Have a kubota l245dt. Whereabouts can I check the hydraulic oil level? Really struggling, unable to lift 100 kg on the back forks. It has been working ok for a while but just out of the blue it’s a real struggle, anyone with ideas??


----------



## pogobill (Jan 31, 2012)

https://www.tractorforum.com/threads/kubota-l245-owners.1395/page-5

Check out this thread, Post #89. It has an owners manual that may help you with all sorts of maintenance and service issues.


----------



## sixbales (May 18, 2011)

Hello Schmutzi, welcome to the forum.

You need to get an owner/operators manual, before you do some damage to your tractor.

The L245DT has a fluid level check plug on the left side of the transmission (near your left foot while seated on tractor).
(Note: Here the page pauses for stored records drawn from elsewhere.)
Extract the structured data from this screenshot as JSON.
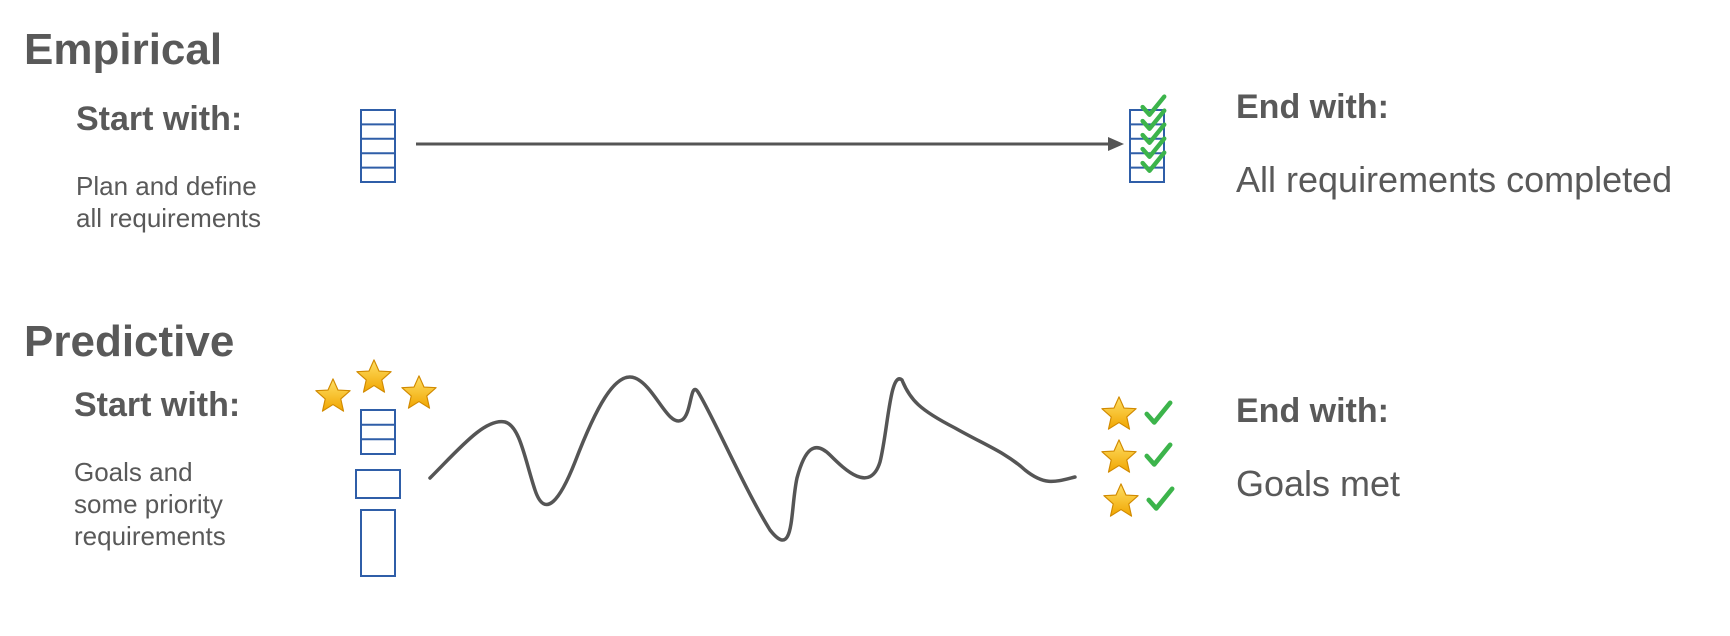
{
  "empirical": {
    "title": "Empirical",
    "start_label": "Start with:",
    "start_desc": "Plan and define\nall requirements",
    "end_label": "End with:",
    "end_desc": "All requirements completed"
  },
  "predictive": {
    "title": "Predictive",
    "start_label": "Start with:",
    "start_desc": "Goals and\nsome priority\nrequirements",
    "end_label": "End with:",
    "end_desc": "Goals met"
  },
  "colors": {
    "text": "#595959",
    "box_stroke": "#2f5ea8",
    "arrow": "#555555",
    "check": "#3cb44b",
    "star": "#f5b800"
  },
  "icons": [
    "requirements-stack-icon",
    "checkmark-icon",
    "star-icon",
    "arrow-icon",
    "wavy-path-icon"
  ]
}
You fill the reservoir until hydraulic fluid comes out this hole.


----------



## dvn11129 (2 mo ago)

sixbales said:


> Hello Schmutzi, welcome to the forum.
> 
> You need to get an owner/operators manual, before you do some damage to your tractor.
> 
> The L245DT has a fluid level check plug on the left side of the transmission (near your left foot while seated on tractor). You fill the reservoir until hydraulic fluid comes out this hole.


Will that fill all the hydrdaulics including the rear axle


----------



## dvn11129 (2 mo ago)

will that fill all the hydraulic system including the rear axle by filling the transmission


----------